Yesterday, I made a same day trip to and from the Big Apple via La Guardia….always a pleasant experience, isn’t it? And, this time it was not much different except that the two hour flight delay happened on the ground at Dulles vs. the typical problems at LGA. But, that’s not the focus of this post. I don’t think there’s really any help for that airport (my apologies to those that work there).
This is a post about a combination of my own oversight and United Airline’s uncanny ability (like so many of the airlines these days) to deliver the knockout punch…instead of seizing an opportunity to secure a loyal customer.
I was hurriedly checking in via the e-ticket machine at LGA for my return trip to Virginia. I had arrived later than planned due to a fair amount of traffic, even for a Saturday (I know, my fault for not planning accordingly). Somehow, not paying attention, I ended up buying an economy seat upgrade for $15. I thought I was choosing seats. Of course, had I read the screen more thoroughly, and then had the good sense to “cancel” before committing to the purchase, I would have avoided this entire tragedy. But, I goofed, and didn’t.
So, I end up at the gate, and the following exchange occurred between me and a Ms.

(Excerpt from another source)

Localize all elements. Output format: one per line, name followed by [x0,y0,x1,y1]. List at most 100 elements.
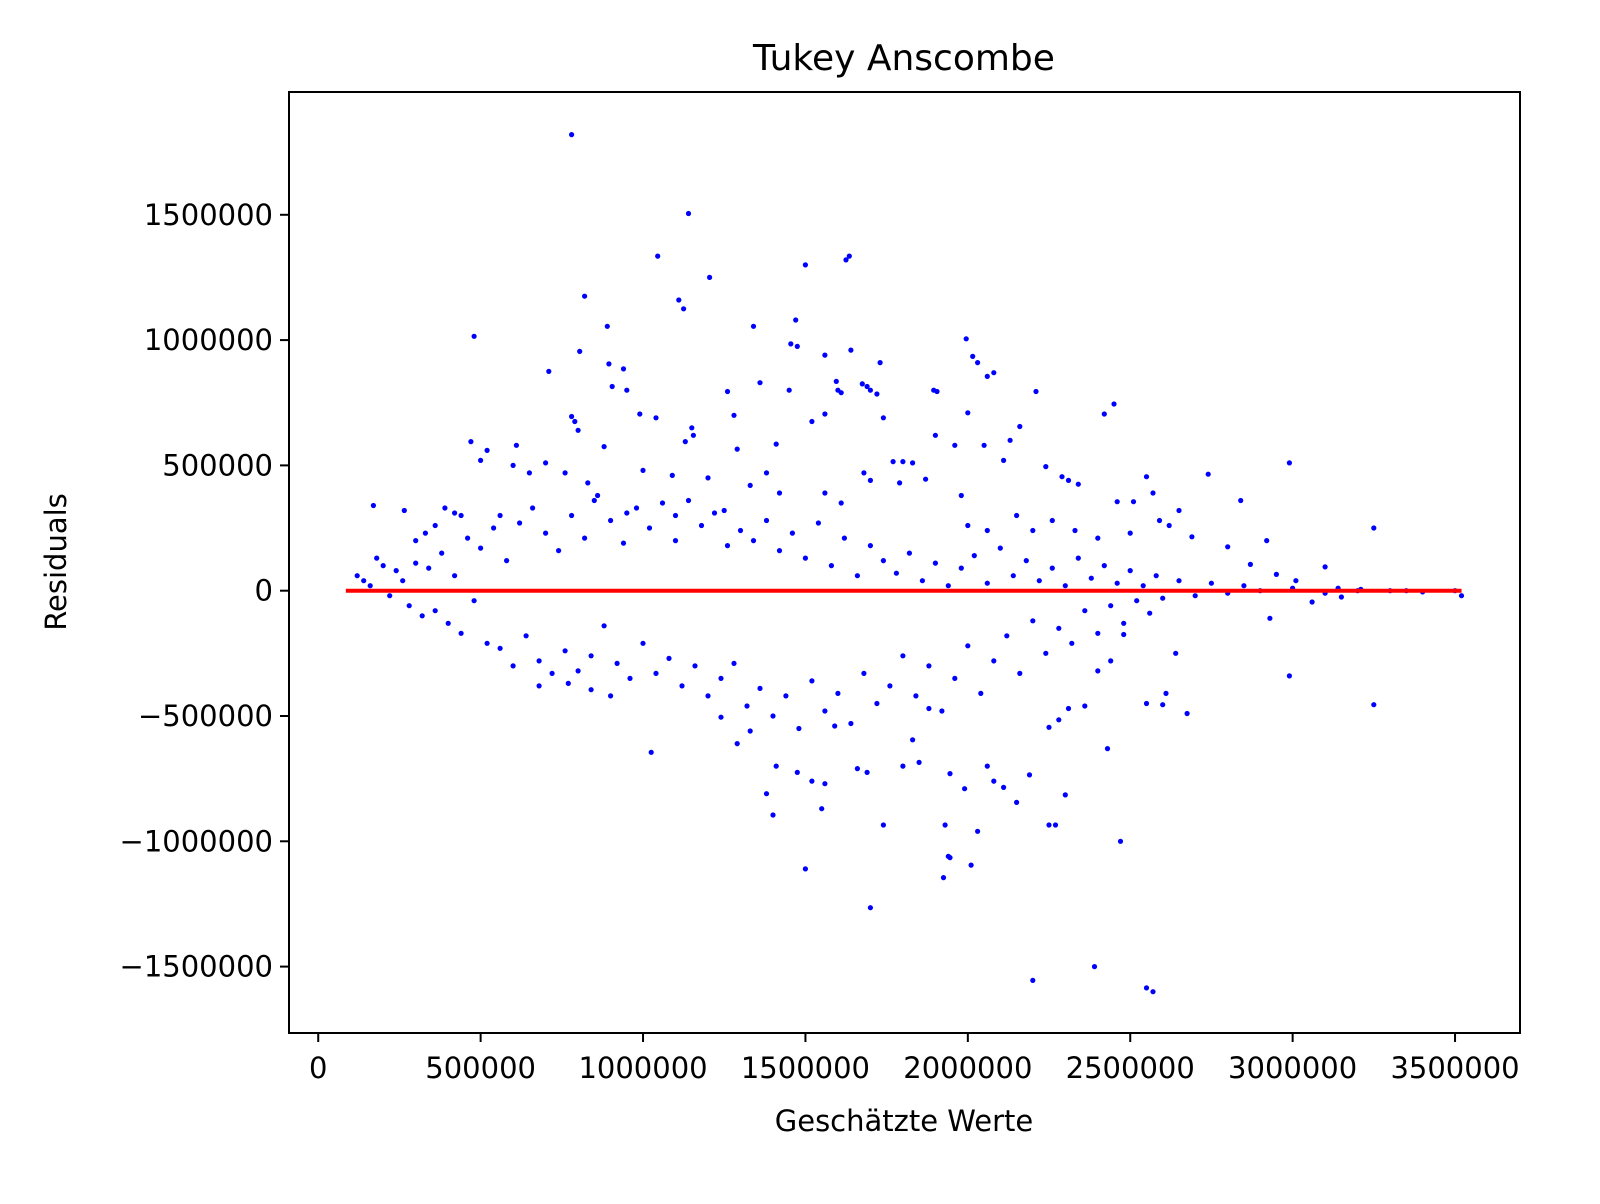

Hatchet (I refer to her as Nurse Ratchet from the famed One Flew Over The Cuckoos Nest film due to her like demeanor and personality).
Me: Excuse me, I have kind of a stupid question.
Nurse Ratchet: No answer….just a stare.
Me: I just checked-in via the e-ticket machine, and inadvertently purchased this (I showed her the printed receipt). What did I buy?
Nurse: You bought an economy seat upgrade.
Me: Thining….(Duh! I can see that on the receipt Miss personality of a wet towel). I see that, I mean what do I get for the $15?
I kid you not, that’s what she said….Noth’in!
So, I ask you United Airlines, what the heck did I receive for my $15? Now, I think I somewhat figured out the game, and the supposed value of the upgrade….to be closer to the front (I guess so I can get my rear off faster if I’m late for a connection which is more than probable coming out of LGA. But, not this time…we were an hour early!)
The moral of the story is this….if you’re going to charge someone for a service, please make sure all of your employees know how to articulate the benefits of the program. In Ms. Hatchet’s case, she has far deeper issues. I wouldn’t have her loading luggage (no offense meant to you folks doing that important job). She certainly has no business paying such special attention and administering her special brand of courtesy to a large percentage of your LGA customers. She needs to go!...for your sake more than mine. Since it’s unlikely I’ll Fly the Friendly Skies anytime soon.